So this wants to be:
--- a/kernel/time/timekeeping.c
+++ b/kernel/time/timekeeping.c
@@ -2380,6 +2381,20 @@ static int timekeeping_validate_timex(co
return 0;
}
+/**
+ * random_get_entropy_fallback - Returns the raw clock source value,
+ * used by random.c for platforms with no valid random_get_entropy().
+ */
+unsigned long random_get_entropy_fallback(void)
+{
+ struct tk_read_base *tkr = &tk_core.timekeeper.tkr_mono;
+ struct clocksource *clock = READ_ONCE(tkr->clock);
+
+ if (!timekeeping_suspended && clock)
+ return clock->read(clock);
+ return 0;
+}
+EXPORT_SYMBOL_GPL(random_get_entropy_fallback);
/**
* do_adjtimex() - Accessor function to NTP __do_adjtimex function
Hi Thomas,
On Fri, May 06, 2022 at 09:59:13AM +0200, Thomas Gleixner wrote:
> +/**
> + * random_get_entropy_fallback - Returns the raw clock source value,
> + * used by random.c for platforms with no valid random_get_entropy().
> + */
> +unsigned long random_get_entropy_fallback(void)
> +{
> + struct tk_read_base *tkr = &tk_core.timekeeper.tkr_mono;
> + struct clocksource *clock = READ_ONCE(tkr->clock);
> +
> + if (!timekeeping_suspended && clock)
> + return clock->read(clock);
> + return 0;
> +}
> +EXPORT_SYMBOL_GPL(random_get_entropy_fallback);
I tried to address this already in
<https://lore.kernel.org/lkml/20220505002910.IAcnpEOE2zR2ibERl4Lh3Y_PMmtb0Rf43lVevgztJiM@z/>,
though yours looks better with the READ_ONCE() around clock, and I'll
send a v8 doing it that way. I didn't realize that clock could become
NULL again after becoming non-NULL.
I'm not quite sure I understand the purpose of !timekeeping_suspended
there, though. I'm not seeing the path where reading with it suspended
negatively affects things. I'll take your word for it though.
Jason
On Fri, May 06 2022 at 12:12, Jason A. Donenfeld wrote:
> On Fri, May 06, 2022 at 09:59:13AM +0200, Thomas Gleixner wrote:
>> +/**
>> + * random_get_entropy_fallback - Returns the raw clock source value,
>> + * used by random.c for platforms with no valid random_get_entropy().
>> + */
>> +unsigned long random_get_entropy_fallback(void)
>> +{
>> + struct tk_read_base *tkr = &tk_core.timekeeper.tkr_mono;
>> + struct clocksource *clock = READ_ONCE(tkr->clock);
>> +
>> + if (!timekeeping_suspended && clock)
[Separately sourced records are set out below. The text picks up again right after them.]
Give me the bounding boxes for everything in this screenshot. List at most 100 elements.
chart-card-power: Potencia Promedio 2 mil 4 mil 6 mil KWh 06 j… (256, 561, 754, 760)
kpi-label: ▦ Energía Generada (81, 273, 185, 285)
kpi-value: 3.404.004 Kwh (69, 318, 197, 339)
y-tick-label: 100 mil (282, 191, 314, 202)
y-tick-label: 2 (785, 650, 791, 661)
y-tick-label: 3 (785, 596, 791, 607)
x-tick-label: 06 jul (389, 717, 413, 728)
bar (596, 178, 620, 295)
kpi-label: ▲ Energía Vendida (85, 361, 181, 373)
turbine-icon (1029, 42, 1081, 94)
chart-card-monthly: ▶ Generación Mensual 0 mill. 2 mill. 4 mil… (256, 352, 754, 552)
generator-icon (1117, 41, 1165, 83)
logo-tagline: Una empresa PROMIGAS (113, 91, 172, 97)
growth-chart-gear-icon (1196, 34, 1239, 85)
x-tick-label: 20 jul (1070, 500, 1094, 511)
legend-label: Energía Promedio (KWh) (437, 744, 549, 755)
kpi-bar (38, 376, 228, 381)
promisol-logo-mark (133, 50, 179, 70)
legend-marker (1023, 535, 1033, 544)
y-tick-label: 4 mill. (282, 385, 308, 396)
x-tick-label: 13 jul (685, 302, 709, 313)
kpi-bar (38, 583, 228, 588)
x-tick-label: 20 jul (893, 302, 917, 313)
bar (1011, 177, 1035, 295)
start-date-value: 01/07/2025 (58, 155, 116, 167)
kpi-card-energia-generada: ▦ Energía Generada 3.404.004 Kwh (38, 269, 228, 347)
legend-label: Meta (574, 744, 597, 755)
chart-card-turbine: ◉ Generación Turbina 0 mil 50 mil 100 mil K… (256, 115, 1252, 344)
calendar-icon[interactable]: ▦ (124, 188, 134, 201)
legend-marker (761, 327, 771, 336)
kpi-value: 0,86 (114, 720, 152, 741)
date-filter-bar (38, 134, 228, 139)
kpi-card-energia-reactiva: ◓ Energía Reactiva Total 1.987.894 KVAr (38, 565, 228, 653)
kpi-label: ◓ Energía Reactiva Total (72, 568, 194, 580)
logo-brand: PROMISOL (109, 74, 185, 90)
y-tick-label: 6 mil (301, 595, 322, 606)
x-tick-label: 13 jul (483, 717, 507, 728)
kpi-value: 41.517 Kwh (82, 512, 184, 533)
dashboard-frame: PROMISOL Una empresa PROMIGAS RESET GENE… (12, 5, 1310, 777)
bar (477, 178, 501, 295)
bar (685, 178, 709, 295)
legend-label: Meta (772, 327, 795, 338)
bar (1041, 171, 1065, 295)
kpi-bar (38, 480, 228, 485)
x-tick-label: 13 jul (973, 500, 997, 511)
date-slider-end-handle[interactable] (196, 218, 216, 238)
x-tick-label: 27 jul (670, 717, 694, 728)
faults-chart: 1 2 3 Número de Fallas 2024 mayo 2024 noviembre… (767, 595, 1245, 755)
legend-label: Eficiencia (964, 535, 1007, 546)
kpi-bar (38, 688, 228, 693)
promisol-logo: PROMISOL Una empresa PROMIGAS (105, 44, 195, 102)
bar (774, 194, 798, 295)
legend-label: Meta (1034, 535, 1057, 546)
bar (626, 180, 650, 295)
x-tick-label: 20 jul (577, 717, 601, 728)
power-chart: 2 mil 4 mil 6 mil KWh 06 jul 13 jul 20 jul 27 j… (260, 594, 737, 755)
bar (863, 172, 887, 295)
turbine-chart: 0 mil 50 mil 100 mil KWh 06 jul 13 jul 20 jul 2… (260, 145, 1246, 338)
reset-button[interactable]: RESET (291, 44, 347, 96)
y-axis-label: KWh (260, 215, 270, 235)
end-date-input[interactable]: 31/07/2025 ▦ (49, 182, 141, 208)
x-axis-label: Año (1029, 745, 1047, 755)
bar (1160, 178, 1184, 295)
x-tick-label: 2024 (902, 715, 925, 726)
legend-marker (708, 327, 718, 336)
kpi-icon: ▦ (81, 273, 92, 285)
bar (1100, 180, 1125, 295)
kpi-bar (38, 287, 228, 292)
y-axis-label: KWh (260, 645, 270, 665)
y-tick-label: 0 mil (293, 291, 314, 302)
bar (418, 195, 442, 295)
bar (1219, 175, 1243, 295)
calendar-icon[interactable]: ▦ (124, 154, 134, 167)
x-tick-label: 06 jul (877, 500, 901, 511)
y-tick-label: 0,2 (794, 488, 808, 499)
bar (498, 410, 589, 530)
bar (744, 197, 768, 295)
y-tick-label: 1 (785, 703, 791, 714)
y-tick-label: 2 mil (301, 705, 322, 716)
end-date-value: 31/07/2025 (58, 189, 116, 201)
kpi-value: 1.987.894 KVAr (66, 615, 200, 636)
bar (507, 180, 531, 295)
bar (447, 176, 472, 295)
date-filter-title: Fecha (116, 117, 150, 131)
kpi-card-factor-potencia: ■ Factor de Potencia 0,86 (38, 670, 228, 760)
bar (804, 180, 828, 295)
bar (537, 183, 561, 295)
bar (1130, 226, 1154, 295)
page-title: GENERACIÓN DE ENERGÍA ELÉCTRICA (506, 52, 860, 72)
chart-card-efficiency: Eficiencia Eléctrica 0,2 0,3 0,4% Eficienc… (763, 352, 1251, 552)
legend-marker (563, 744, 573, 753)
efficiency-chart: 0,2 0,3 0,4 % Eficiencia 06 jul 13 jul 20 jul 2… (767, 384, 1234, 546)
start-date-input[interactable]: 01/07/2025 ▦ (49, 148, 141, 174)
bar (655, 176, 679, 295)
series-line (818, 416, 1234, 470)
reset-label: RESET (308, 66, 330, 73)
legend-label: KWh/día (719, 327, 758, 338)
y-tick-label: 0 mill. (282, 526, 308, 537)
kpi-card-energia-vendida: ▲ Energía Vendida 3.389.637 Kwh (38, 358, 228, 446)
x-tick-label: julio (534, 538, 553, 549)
>> + return clock->read(clock);
>> + return 0;
>> +}
>> +EXPORT_SYMBOL_GPL(random_get_entropy_fallback);
>
> I tried to address this already in
> <https://lore.kernel.org/lkml/20220505002910.IAcnpEOE2zR2ibERl4Lh3Y_PMmtb0Rf43lVevgztJiM@z/>,
> though yours looks better with the READ_ONCE() around clock, and I'll
> send a v8 doing it that way. I didn't realize that clock could become
> NULL again after becoming non-NULL.
This happens at early boot where clock is NULL.
> I'm not quite sure I understand the purpose of !timekeeping_suspended
> there, though. I'm not seeing the path where reading with it suspended
> negatively affects things. I'll take your word for it though.
Some clocks are not accessible during suspend.
Thanks,
tglx